Analysis of the export data contained in the State Bank’s Statistical Bulletin show that Pakistan’s exports to 10 countries in the fold of Asean stood at $342 million in fiscal year July-June 2003-04, almost unchanged at the 2002-03 level of $341 million.
The Asean countries include Brunei, Cambodia, Indonesia, Laos, Malaysia, Myanmar, Philippines, Singapore, Thailand and Vietnam. Pakistan’s exports to four of these countries namely Indonesia, Malaysia, Singapore and Thailand account for the bulk of its total exports to the Asean region as other six countries are not major destinations of Pakistan exports. See Table.
Pakistan is making efforts to boost its external trade with the Asean countries through free trade agreements with them and the ongoing visit of Prime Minister Shaukat Aziz to these countries is a part of the efforts. Islamabad is also trying to become a dialogue partner in Asean for this purpose.
The agreements for boosting bilateral trade with Asean nations signed during Mr Aziz’s visit there, and the promises held out by some of them to also sign free trade agreements with Islamabad would take some time to yield results. But the fact that there exists a vast market for Pakistan’s exports in the Asean market can hardly be over-emphasized.
Analysis of data shows that Pakistani exporters have been exporting a variety of products to Asean countries including both conventional and non-conventional items. The list of major items exported to Asean region in fiscal years 2003 and 2004 and also in July-March 2004-05 include cotton and textiles, cotton and wool fabrics and made-ups, rice, wheat, fish, leather and leather products, fruits and vegetables, carpets, oilseeds, petroleum products, medicines, medical & surgical instruments and plastic, etc.

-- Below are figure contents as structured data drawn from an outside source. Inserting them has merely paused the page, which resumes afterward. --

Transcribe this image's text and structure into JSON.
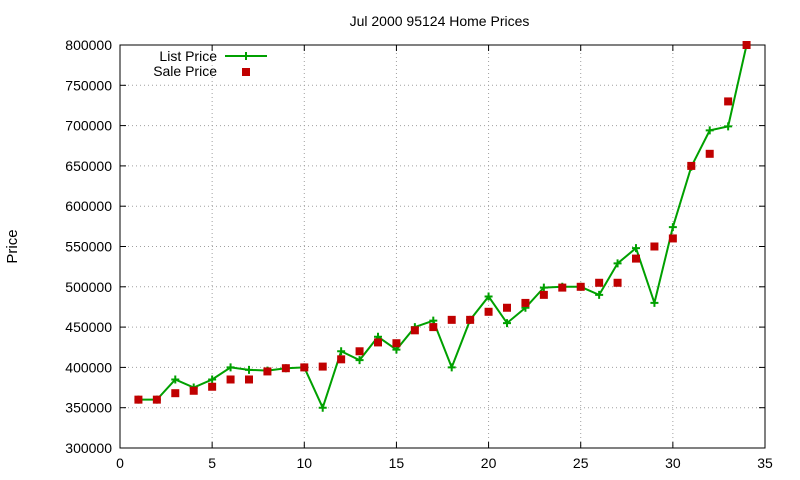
{
  "chart_data": {
    "type": "line",
    "title": "Jul 2000 95124 Home Prices",
    "xlabel": "",
    "ylabel": "Price",
    "xlim": [
      0,
      35
    ],
    "ylim": [
      300000,
      800000
    ],
    "xticks": [
      0,
      5,
      10,
      15,
      20,
      25,
      30,
      35
    ],
    "yticks": [
      300000,
      350000,
      400000,
      450000,
      500000,
      550000,
      600000,
      650000,
      700000,
      750000,
      800000
    ],
    "xtick_labels": [
      "0",
      "5",
      "10",
      "15",
      "20",
      "25",
      "30",
      "35"
    ],
    "ytick_labels": [
      "300000",
      "350000",
      "400000",
      "450000",
      "500000",
      "550000",
      "600000",
      "650000",
      "700000",
      "750000",
      "800000"
    ],
    "grid": true,
    "legend_position": "top-left",
    "series": [
      {
        "name": "List Price",
        "style": "line-with-plus-markers",
        "color": "#00a000",
        "x": [
          1,
          2,
          3,
          4,
          5,
          6,
          7,
          8,
          9,
          10,
          11,
          12,
          13,
          14,
          15,
          16,
          17,
          18,
          19,
          20,
          21,
          22,
          23,
          24,
          25,
          26,
          27,
          28,
          29,
          30,
          31,
          32,
          33,
          34
        ],
        "y": [
          360000,
          360000,
          385000,
          375000,
          385000,
          400000,
          397000,
          396000,
          399000,
          400000,
          350000,
          420000,
          409000,
          438000,
          422000,
          450000,
          458000,
          400000,
          459000,
          488000,
          455000,
          474000,
          499000,
          500000,
          500000,
          490000,
          529000,
          548000,
          480000,
          574000,
          649000,
          694000,
          699000,
          800000
        ]
      },
      {
        "name": "Sale Price",
        "style": "square-markers",
        "color": "#c00000",
        "x": [
          1,
          2,
          3,
          4,
          5,
          6,
          7,
          8,
          9,
          10,
          11,
          12,
          13,
          14,
          15,
          16,
          17,
          18,
          19,
          20,
          21,
          22,
          23,
          24,
          25,
          26,
          27,
          28,
          29,
          30,
          31,
          32,
          33,
          34
        ],
        "y": [
          360000,
          360000,
          368000,
          371000,
          376000,
          385000,
          385000,
          395000,
          399000,
          400000,
          401000,
          410000,
          420000,
          431000,
          430000,
          446000,
          450000,
          459000,
          459000,
          469000,
          474000,
          480000,
          490000,
          499000,
          500000,
          505000,
          505000,
          535000,
          550000,
          560000,
          650000,
          665000,
          730000,
          800000
        ]
      }
    ]
  }
}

Pakistan’s exports to Asean remained unchanged in fiscal year 2004 compared with 2003 and even this fiscal year, exports to Asean are likely to remain at the last year’s level or slightly above that. This means Pakistan needs to boost its exports to the 10 Asian nations aggressively to keep overall exports growing. During the current fiscal year, Pakistan is expecting to earn $14 billion through exports, up from $12.3 billion.
Exports in nine months of the current fiscal year have already reached $10.207 billion. Pakistan needs to boost its exports much aggressively in the coming years than in the past because a faster-than-projected growth of its economy and skyrocketing of oil prices in the international market has resulted in a sharp increase in imports. If the pace of growth in imports continues to outdo the rate of increase in exports, the resultant huge trade deficit will create immense problems for the country. Already in nine months of this fiscal year, the deficit has soared to $4.262 billion from $1.592 billion in a year-ago period.
Clearly, the country needs not only to widen the base of export items but to explore newer markets and boost exports to those existing markets including the Asean region whose share in Pakistan’s overall exports is very small. If this year’s exports reach $14 billion, chances for which are very fair, and if exports to Asean region rises to $350 million, which also is a possibility, the share of exports to Asean will be just 2.5 per cent of the total. So, there is an urgent need for both the government as well as the private sector to look for ways to boosting exports to Asean.
This has become all the more necessary because Pakistan has so far not been able to grab a fairly large share of additional market in textiles exports after the end of quotas from January.